She’s not rolling in dough, but “I have money in my bank account,” she says, and since she doesn’t have any debt thanks to her circumstances, “all that money will go right back into the farm.”

It’s the kind of auspicious start that many aspiring farmers dream of. It’s also rare, according to Amy Ridout, another classmate who found her calling in dirt, growing things and helping others pick up the skills to do the same. Like Lawrence, Ridout was drawn to farming for environmental reasons. She was working for a watershed group in Washington state, pushing landowners to make improvements to benefit salmon habitat.

“I had a moment when I realized I had no authority to talk to people who’d been on their land for multiple generations,” Ridout says. “I really wanted to know what it meant to be a good steward so that I would have something to share.”

The impulse carried her to an apprenticeship with the renowned Center for Agroecology and Sustainable Food Systems at the University of California, Santa Cruz. Then she started a farm for a nonprofit called Petaluma Bounty, working toward making healthy food available to everyone. She even attempted her own organic farm – looking to take over 12 acres near Petaluma, Calif. – but her partners pulled out at the last minute, and it was too much to take on alone. Now, she works at an educational outfit called the Pie Ranch near Pescadero, Calif., where she manages crops and animals and teaches apprentices.

These two women are part of a wave of young people determined to remake our food system. Small-scale farming is tough no matter what, and as land prices rise, fewer beginners do as well as Lawrence. Many seek help from people like Ridout.

But even with the right skills, finding the necessary acres and capital can be daunting. That’s where a relatively new model of farm education can make the difference.

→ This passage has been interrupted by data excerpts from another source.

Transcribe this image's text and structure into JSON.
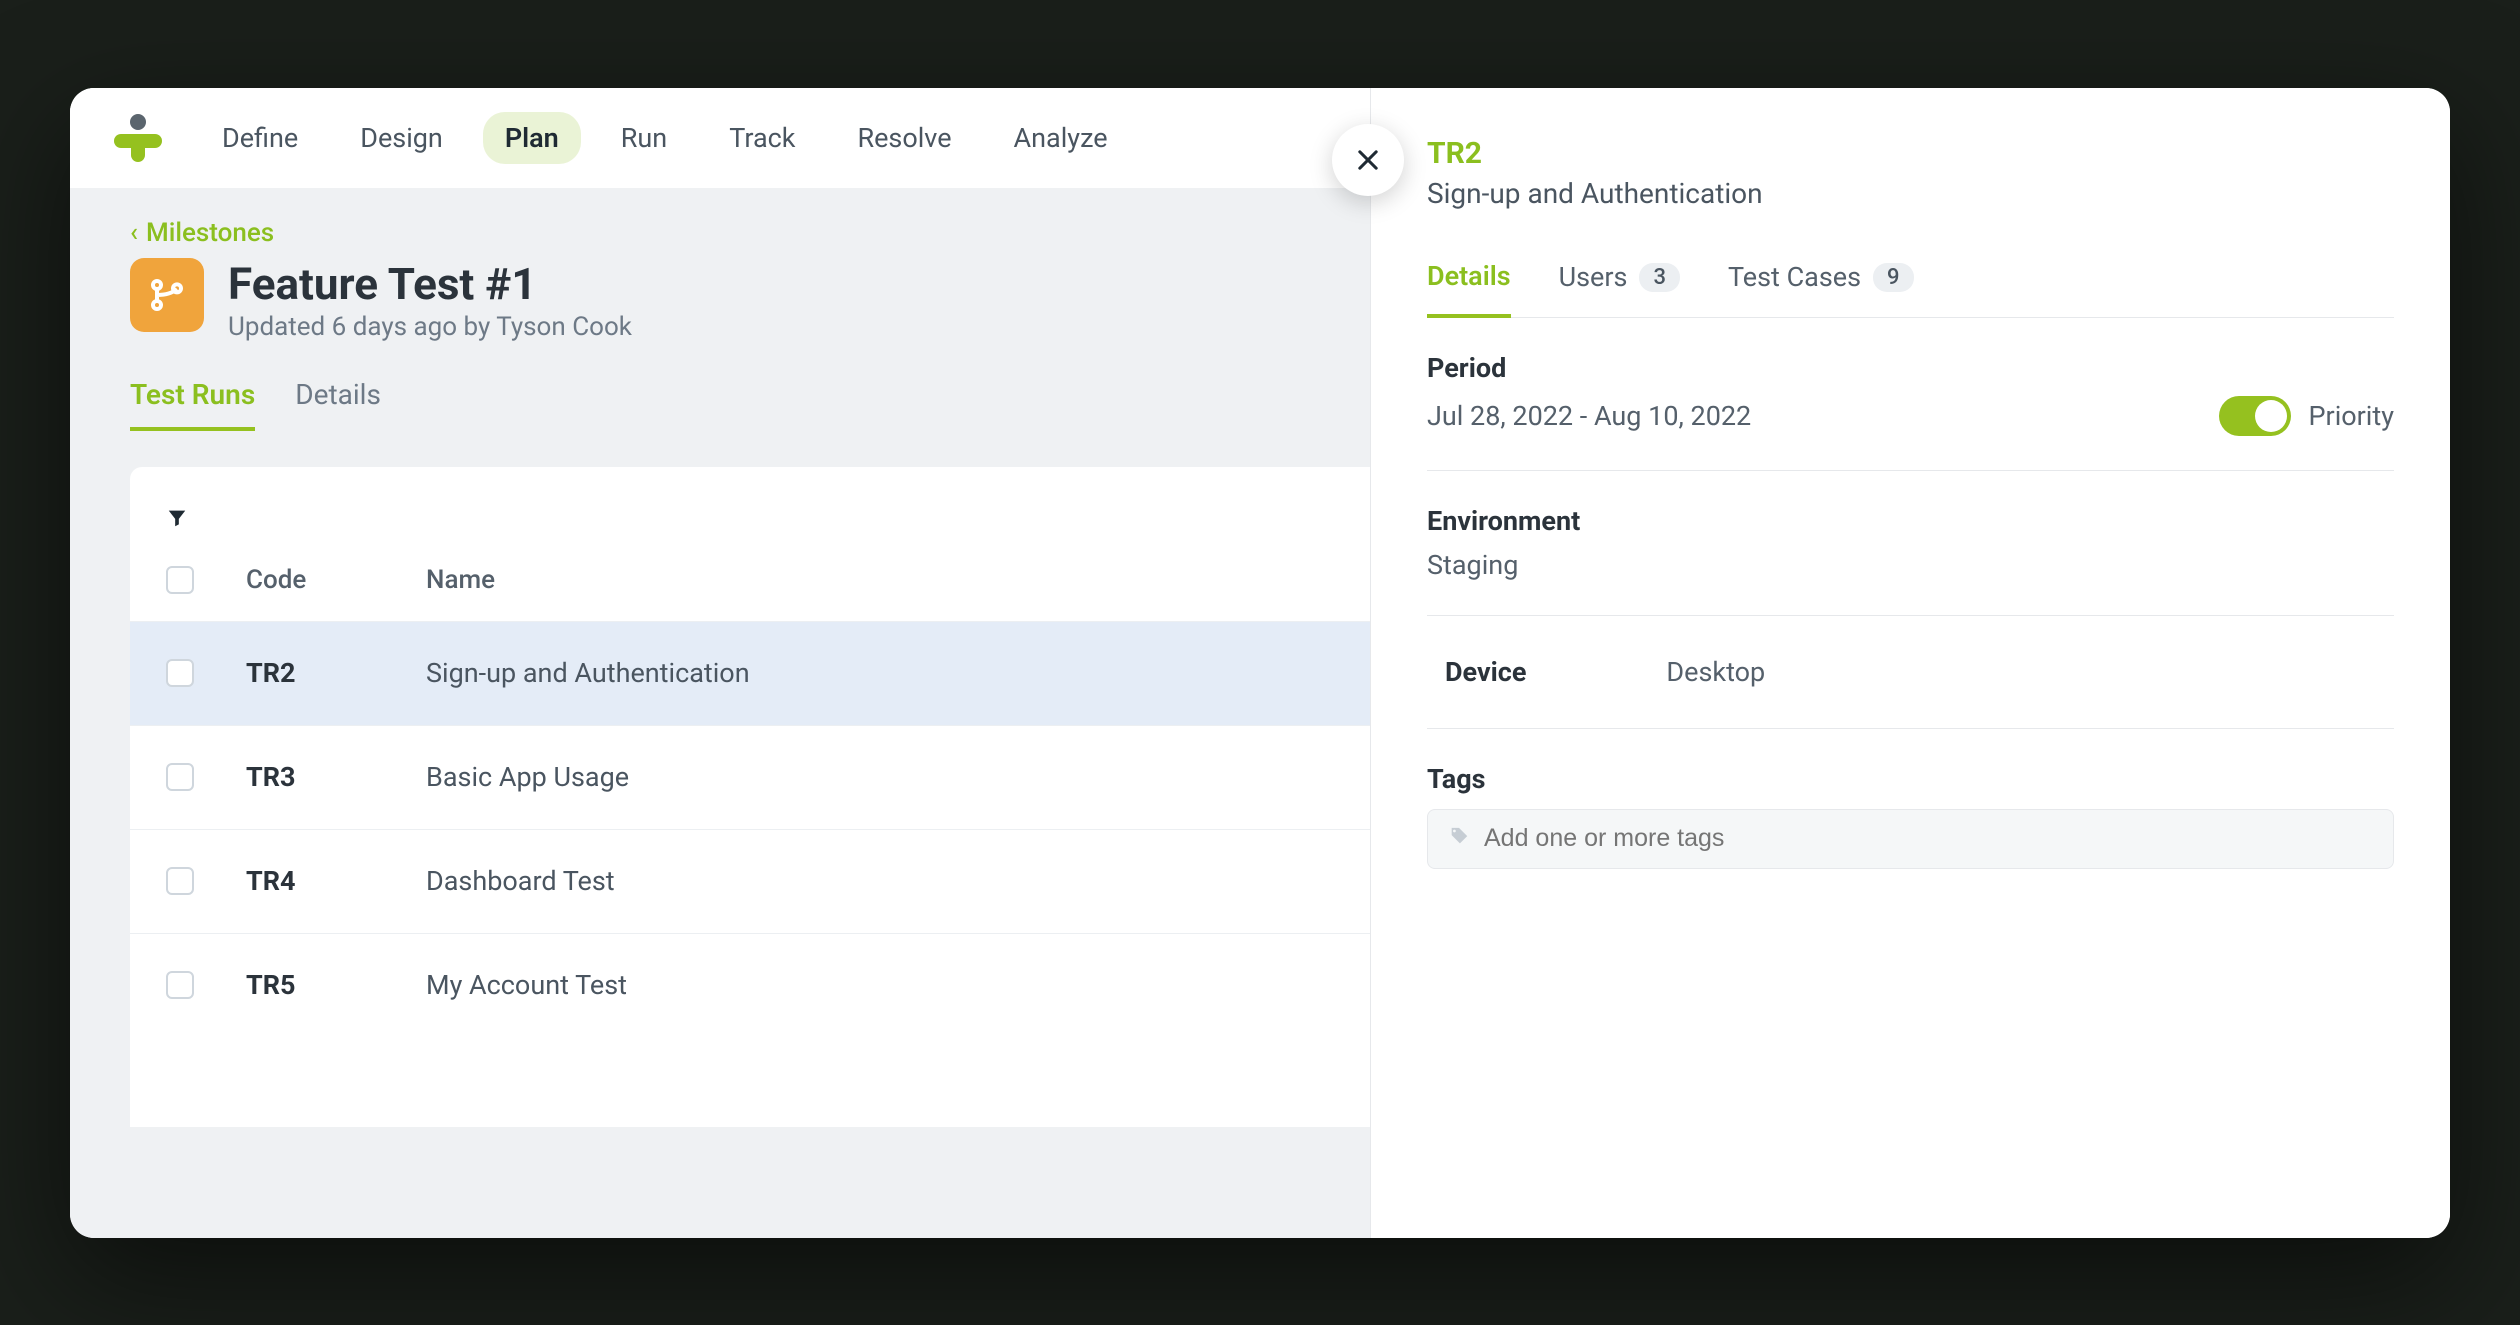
{
  "nav": {
    "items": [
      "Define",
      "Design",
      "Plan",
      "Run",
      "Track",
      "Resolve",
      "Analyze"
    ],
    "active": "Plan"
  },
  "breadcrumb": {
    "back": "Milestones"
  },
  "page": {
    "title": "Feature Test #1",
    "subtitle": "Updated 6 days ago by Tyson Cook"
  },
  "left_tabs": {
    "items": [
      "Test Runs",
      "Details"
    ],
    "active": "Test Runs"
  },
  "table": {
    "headers": {
      "code": "Code",
      "name": "Name"
    },
    "rows": [
      {
        "code": "TR2",
        "name": "Sign-up and Authentication",
        "selected": true
      },
      {
        "code": "TR3",
        "name": "Basic App Usage",
        "selected": false
      },
      {
        "code": "TR4",
        "name": "Dashboard Test",
        "selected": false
      },
      {
        "code": "TR5",
        "name": "My Account Test",
        "selected": false
      }
    ]
  },
  "detail": {
    "id": "TR2",
    "name": "Sign-up and Authentication",
    "tabs": [
      {
        "label": "Details",
        "count": null,
        "active": true
      },
      {
        "label": "Users",
        "count": "3",
        "active": false
      },
      {
        "label": "Test Cases",
        "count": "9",
        "active": false
      }
    ],
    "period": {
      "label": "Period",
      "value": "Jul 28, 2022 - Aug 10, 2022"
    },
    "priority_label": "Priority",
    "environment": {
      "label": "Environment",
      "value": "Staging"
    },
    "device": {
      "label": "Device",
      "value": "Desktop"
    },
    "tags": {
      "label": "Tags",
      "placeholder": "Add one or more tags"
    }
  }
}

Farm incubators such as the startup Viva Farms in Washington’s Skagit Valley give newbies with some experience access to affordable land and shared infrastructure such as tractors and greenhouses.

It works like this: Folks begin by making it through a sustainable-farming and -ranching class and an agricultural-entrepreneurship class offered by Washington State University. Then they have the chance to rent a farm-ready plot and irrigation water at below-market rates on Viva’s 33 acres. They can sell their produce through Viva’s subscription service as well as its farm stand. With the right combination of luck and hard work, Viva Farms hopes the farmers will be independent within seven years.

It’s a good mix of safety net and solo work, one that may offer struggling foodie idealists the last crucial link to finally connect inspiration to operation … and perhaps ultimately to your dinner table.